El 14 de marzo de este dramático dos mil veinte, en pleno inicio de la crisis del coronavirus en San Luis Potosí, se lanzaba después de cuarenta y ocho años, un cohete en Cabo Tuna. El municipio de Charcas sería el testigo de esta histórica fecha, pues el cohete de combustible sólido Fénix 2, es uno de nueva generación que recupera el proceso histórico en el diseño de cohetes en el país y en especial en nuestro estado.

El cohete fue desarrollado por el Instituto Mexicano del Espacio Ultraterrestre y el Instituto de Física de la Universidad Autónoma de San Luis Potosí, con ello Cabo Tuna vuelve a marcar hitos en la historia de la ciencia y tecnología mexicana.

El programa Cabo Tuna inició en 1957 en la Universidad Autónoma de San Luis Potosí, con el lanzamiento del primer cohete diseñado y construido en México, el Física I, lanzado el 28 de diciembre de 1957. El programa tuvo un receso en 1972 y cuarenta y seis años después reinicia con el nuevo programa “Cabo Tuna, hacia un programa espacial mexicano”, impulsado por el Instituto de Física de la UASLP y el Instituto Mexicano del Espacio Ultraterrestre.

El cohete lanzado en Charcas lleva el nombre de Cohete Fénix I-2 “Alejandro Pedroza Meléndez”. Dedicado al Dr. Alejandro Pedroza Meléndez, por su contribución al desarrollo del área aeroespacial en México, así como a la tecnología mexicana.

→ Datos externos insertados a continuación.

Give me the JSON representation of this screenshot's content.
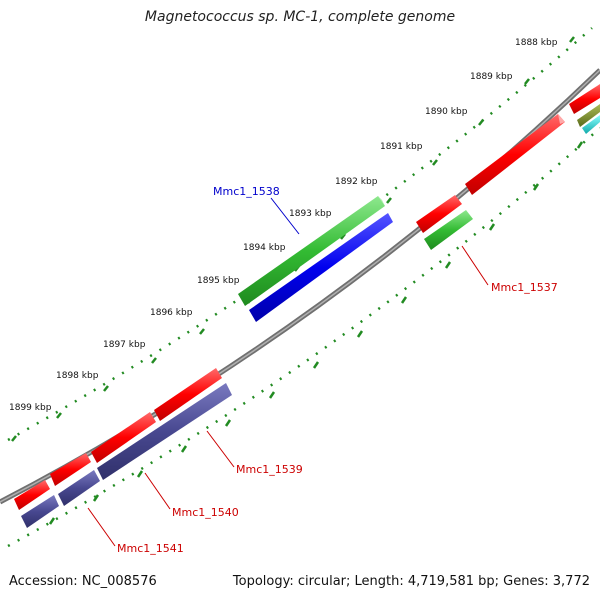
{
  "title": "Magnetococcus sp. MC-1, complete genome",
  "footer": {
    "accession": "Accession: NC_008576",
    "summary": "Topology: circular; Length: 4,719,581 bp; Genes: 3,772"
  },
  "ruler_ticks": [
    {
      "label": "1888 kbp"
    },
    {
      "label": "1889 kbp"
    },
    {
      "label": "1890 kbp"
    },
    {
      "label": "1891 kbp"
    },
    {
      "label": "1892 kbp"
    },
    {
      "label": "1893 kbp"
    },
    {
      "label": "1894 kbp"
    },
    {
      "label": "1895 kbp"
    },
    {
      "label": "1896 kbp"
    },
    {
      "label": "1897 kbp"
    },
    {
      "label": "1898 kbp"
    },
    {
      "label": "1899 kbp"
    }
  ],
  "gene_labels": [
    {
      "name": "Mmc1_1538",
      "color": "#0000cc"
    },
    {
      "name": "Mmc1_1537",
      "color": "#cc0000"
    },
    {
      "name": "Mmc1_1539",
      "color": "#cc0000"
    },
    {
      "name": "Mmc1_1540",
      "color": "#cc0000"
    },
    {
      "name": "Mmc1_1541",
      "color": "#cc0000"
    }
  ],
  "colors": {
    "backbone": "#808080",
    "ruler": "#228b22",
    "cds_red": "#ee0000",
    "rna_green": "#33bb33",
    "gene_blue": "#0000ee",
    "gene_navy": "#484890",
    "gene_olive": "#7a8a2a",
    "gene_cyan": "#22cccc"
  }
}
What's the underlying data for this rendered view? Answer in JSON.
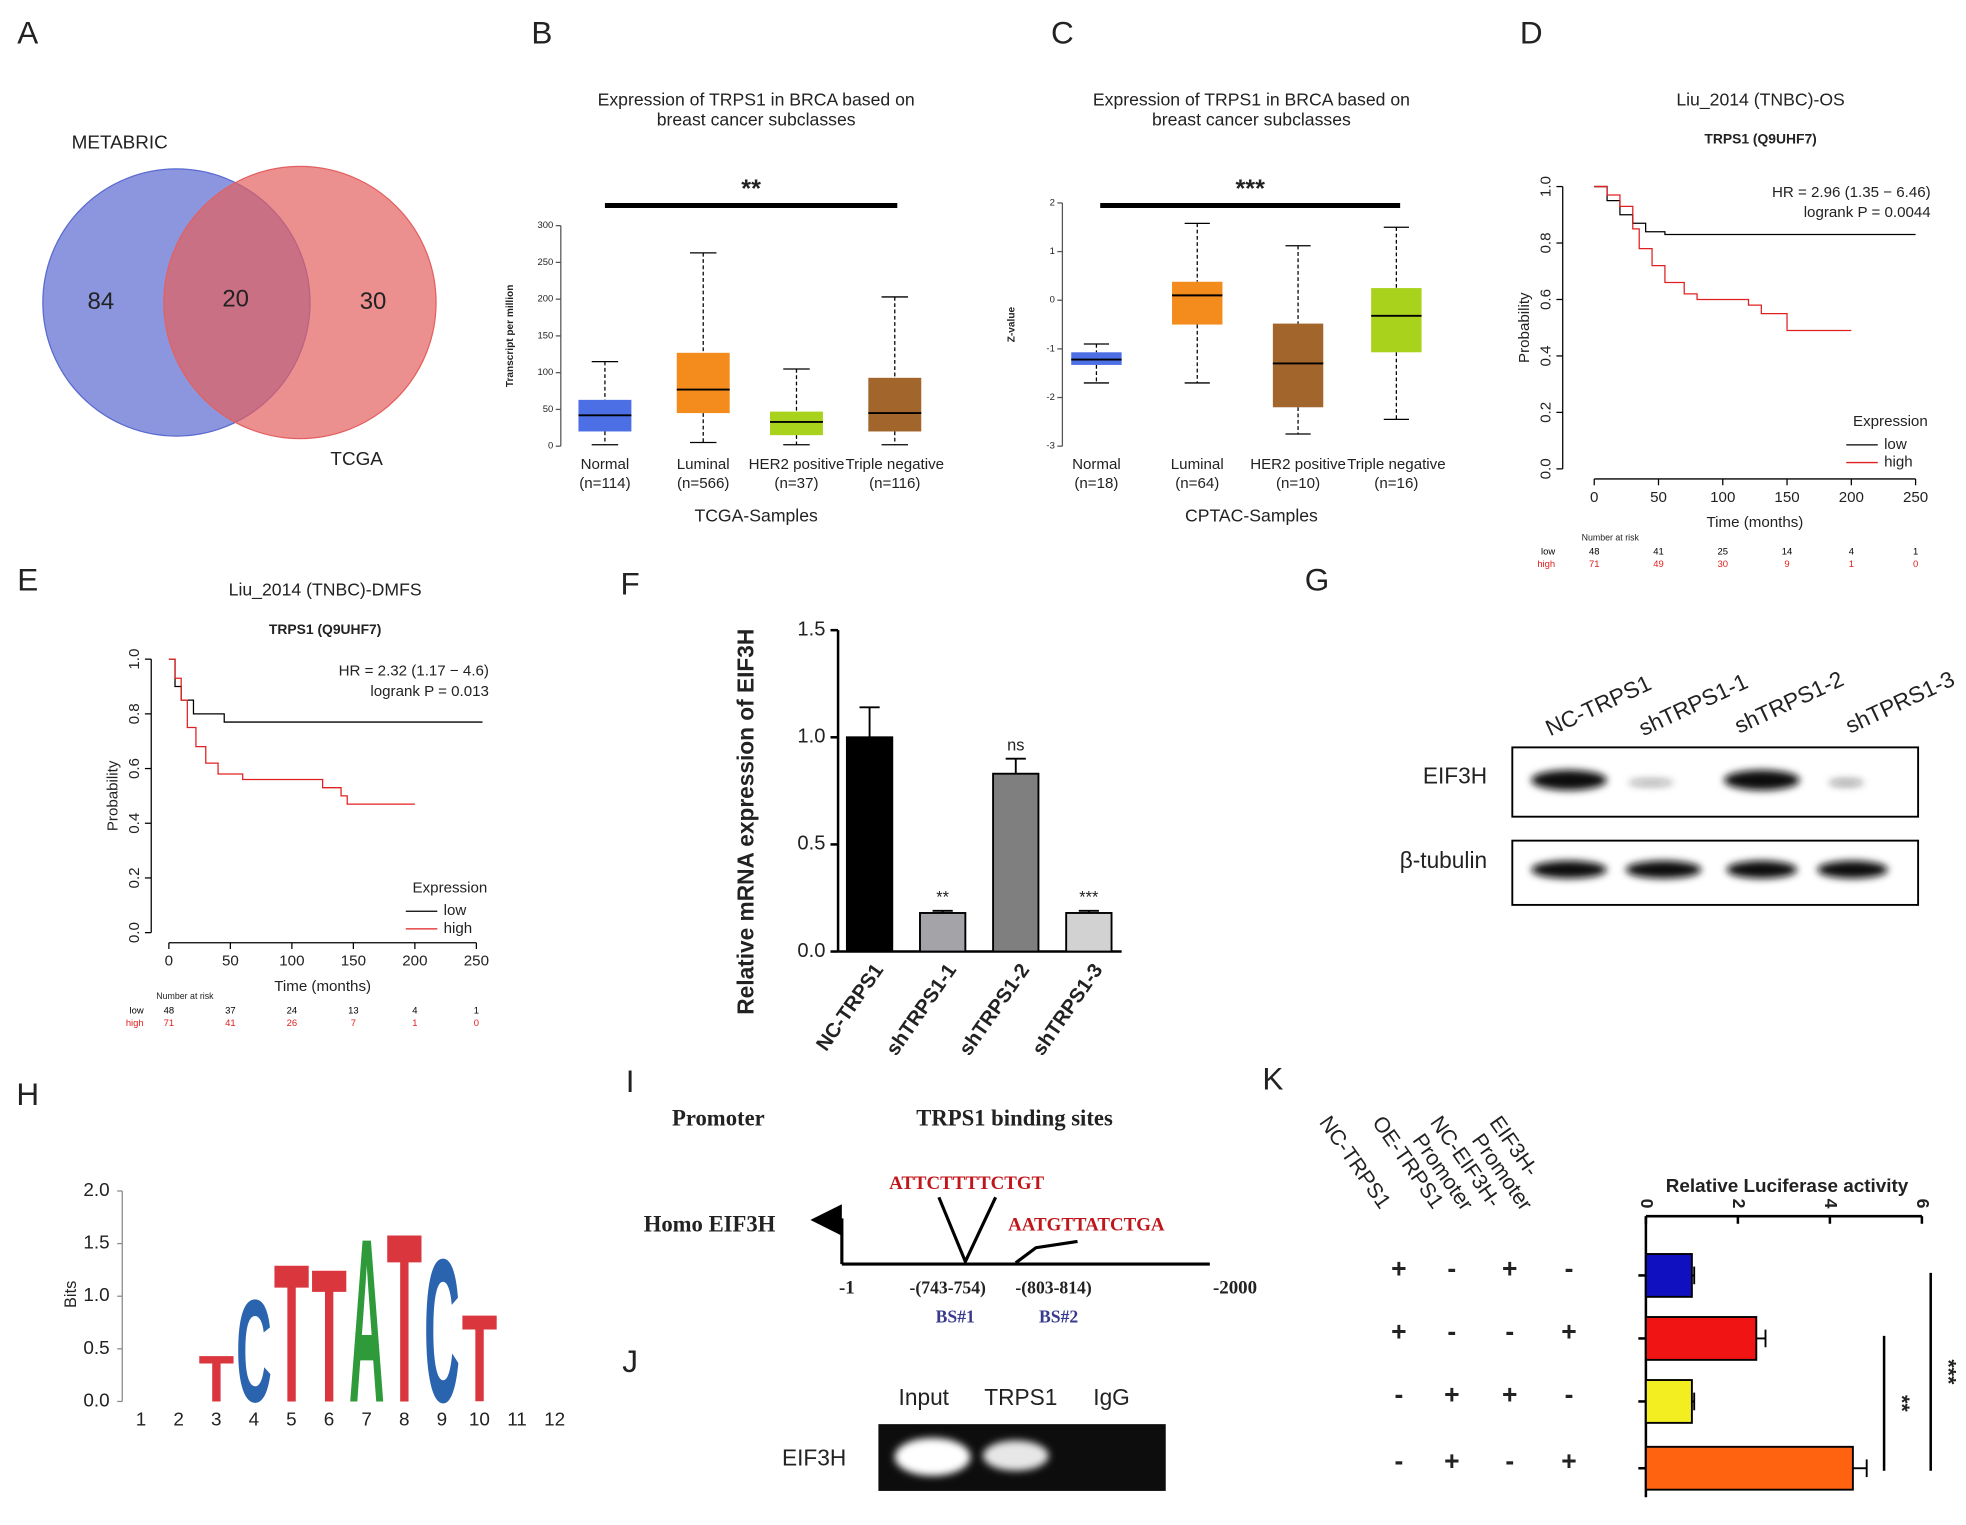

Alejandro Pedroza Meléndez es un científico mexicano nacido en Villa de Arriaga, San Luis Potosí, se formó en el Instituto Politécnico Nacional y posteriormente ingresó como investigador en la Benemérita Universidad Autónoma de Puebla donde fundó el Laboratorio de Semiconductores, ahí, bajo su dirección, se construyeron una gran cantidad de dispositivos biomédicos y donde se desarrollaron las primeras celdas solares con calidad espacial en el país. Fundó además el Laboratorio de Microelectrónica, que fue un referente para el desarrollo de la microelectrónica en México; en dicho laboratorio se diseñó y construyó con tecnología nacional, la instrumentación necesaria para la fabricación de microcircuitos. Después se creó la sección de bioelectrónica para aplicarlos a instrumentos médicos.

A los microcircuitos fabricados en el Laboratorio se les dio una aplicación social inmediata en las primeras manos biónicas mexicanas, en los primeros estimuladores óseos mexicanos y en los primeros marcapasos mexicanos.

Alejandro Pedroza y su equipo desarrollaron los primeros microprocesadores en México, con los cuales fue construido el famoso Robot Pianista “Don Cuco el Guapo”, que en la década de los noventa visitó varias veces San Luis Potosí, ofreciendo conciertos en el Teatro de la Paz y en el teatro Carlos Amador, dentro de nuestros eventos de divulgación científica.

Fue director del programa de desarrollo del primer satélite experimental mexicano SATEX-I, donde participaron más de setenta investigadores de once instituciones de educación superior del país.

Alejandro ha recibido reconocimientos en su estado natal: Trayectoria de Éxito en el 2015 y Científicos Potosinos en 1994, en el marco del IV Congreso Nacional de Divulgación de la Ciencia que nos tocó organizar, aquí en San Luis Potosí.

Por toda esta labor en beneficio de la sociedad mexicana, por el camino de la ciencia y la tecnología, se le asignó su nombre al cohete Fénix que perturbara el apacible cielo del altiplano potosino hace siete meses.